Artur: "y/our name is not part of the product. We go by anonymous" - and that is OK, as long as my paper is one of hundreds, thousands or millions used to improve their product: it is evidently impossible to "acknowledge" all of them by names! If, on the other hand, my paper was just that (or one of just few) which proved decisive in their success, then it is the ethical problem of that "pharmaceutical and chemical industry" whether and how they acknowledge me - not my problem! And, by the way, what if publications are not freely available? Will the industry acknowledge my role? No - I only must (if I am sufficiently rich) additionally pay for the access to my "working tool" (papers of my colleagues) or (if I am not so rich) resign of them (making my work less reliable or, sometimes, even worthless)! Is it better???

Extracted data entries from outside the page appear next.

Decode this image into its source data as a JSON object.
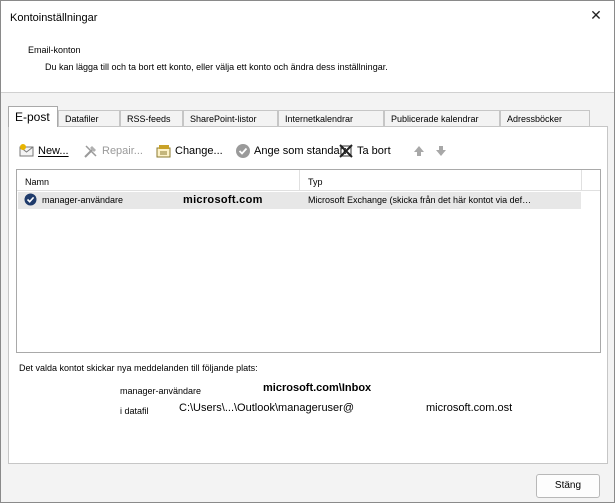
{
  "window": {
    "title": "Kontoinställningar",
    "close_glyph": "✕"
  },
  "header": {
    "title": "Email-konton",
    "description": "Du kan lägga till och ta bort ett konto, eller välja ett konto och ändra dess inställningar."
  },
  "tabs": [
    {
      "label": "E-post",
      "active": true
    },
    {
      "label": "Datafiler"
    },
    {
      "label": "RSS-feeds"
    },
    {
      "label": "SharePoint-listor"
    },
    {
      "label": "Internetkalendrar"
    },
    {
      "label": "Publicerade kalendrar"
    },
    {
      "label": "Adressböcker"
    }
  ],
  "toolbar": {
    "new_label": "New...",
    "repair_label": "Repair...",
    "change_label": "Change...",
    "default_label": "Ange som standard",
    "remove_label": "Ta bort",
    "up_icon": "arrow-up-icon",
    "down_icon": "arrow-down-icon"
  },
  "list": {
    "columns": [
      "Namn",
      "Typ"
    ],
    "rows": [
      {
        "name": "manager-användare",
        "domain": "microsoft.com",
        "type": "Microsoft Exchange (skicka från det här kontot via def…"
      }
    ]
  },
  "delivery": {
    "intro": "Det valda kontot skickar nya meddelanden till följande plats:",
    "account_name": "manager-användare",
    "inbox": "microsoft.com\\Inbox",
    "datafile_label": "i datafil",
    "datafile_path": "C:\\Users\\...\\Outlook\\manageruser@",
    "datafile_domain": "microsoft.com.ost"
  },
  "footer": {
    "close_label": "Stäng"
  },
  "colors": {
    "accent": "#0b57d0",
    "selected_row": "#e7e7e7"
  }
}
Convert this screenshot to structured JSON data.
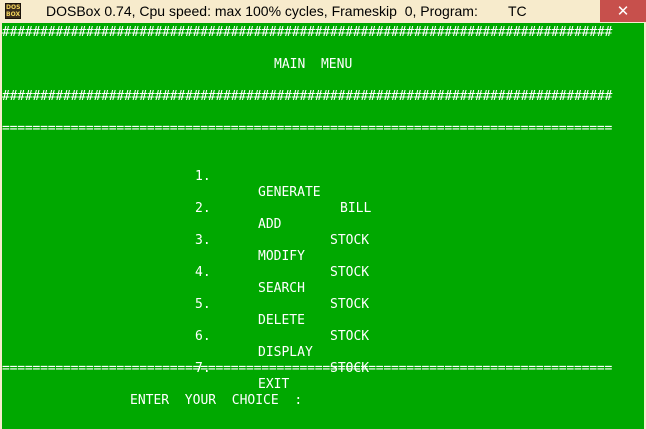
{
  "window": {
    "title": "DOSBox 0.74, Cpu speed: max 100% cycles, Frameskip  0, Program:",
    "program": "TC",
    "icon_label_top": "DOS",
    "icon_label_bottom": "BOX",
    "close_glyph": "✕",
    "icon_name": "dosbox-icon"
  },
  "screen": {
    "hash_rule": "################################################################################",
    "equals_rule": "================================================================================",
    "menu_title": "MAIN  MENU",
    "items": [
      {
        "number": "1.",
        "word1": "GENERATE",
        "word2": "BILL",
        "word2_offset": "generate"
      },
      {
        "number": "2.",
        "word1": "ADD",
        "word2": "STOCK"
      },
      {
        "number": "3.",
        "word1": "MODIFY",
        "word2": "STOCK"
      },
      {
        "number": "4.",
        "word1": "SEARCH",
        "word2": "STOCK"
      },
      {
        "number": "5.",
        "word1": "DELETE",
        "word2": "STOCK"
      },
      {
        "number": "6.",
        "word1": "DISPLAY",
        "word2": "STOCK"
      },
      {
        "number": "7.",
        "word1": "EXIT",
        "word2": ""
      }
    ],
    "prompt": "ENTER  YOUR  CHOICE  :",
    "background_color": "#00a800",
    "text_color": "#ffffff"
  }
}
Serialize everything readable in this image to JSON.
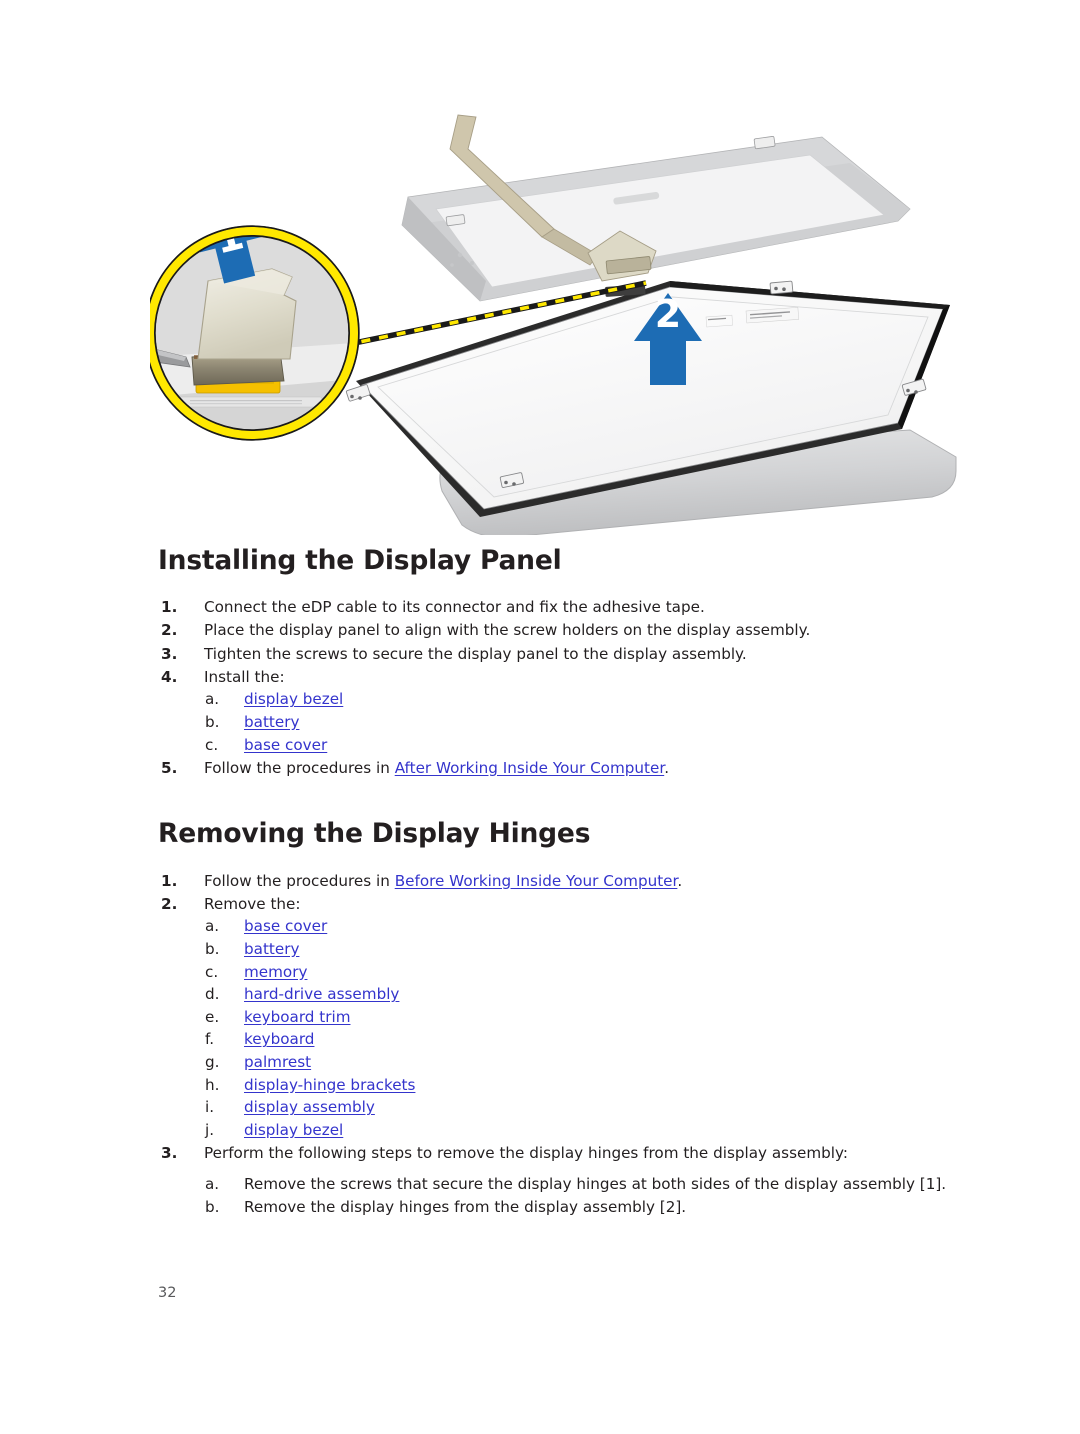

It depends on journals copy rights policy, some journals are allowed to share full text but numbers of journals are not allowed to share as a free access. Therefore, be care full before share full text publicly.
“…I also do support that the people who do the publishing get paid for their work. I assume that the authors get paid by their employers for writing the papers.” (Artur Braun - 1st comment). While I totally agree with Prof. Hołyński’s comments on the second sentence, what about the first one? A very important and time consuming part of the publishing process consists in reviewing manuscripts. This task is normally performed not by the publishers but by scientists. Publishers don’t use to pay them for this work, while some publishing companies make very comfortable profits on selling access right to the papers accepted for publication in their journals. Of course, they deserve the right of claiming money for the work they actually do (typesetting, layout, etc.), however the preprints are not something the publishers have been working on so should the authors therefore not be free of disposing of them even after acceptance for publication?
Jean-Claude: "they [publishers] deserve the right of claiming money for the work they actually do (typesetting, layout, etc.)". Imagine a situation like the following: a farmer brings his, say, potatoes to sell them to the distributor, but the distributor says: "we deserve the right of claiming money for the work - storing, packing, &c. - we do, so you should give us your potatoes for free, we will sell them, and if you need some you can buy them from us; you should also transfer the "selling-right" to us, so that if you (or anybody else) sell some potatoes directly yourself you can be sentenced for crime" - ridiculous, isn't it? But just this is now the situation of many (most?) scientists specializing in basic (non-"applied") sciences!
Unfortunatly, it is so hard but give it try by CHECKING THE JOURNAL POLICY or contacting the person who in charge in that journal and you may get a permission to share preprint version with your followers.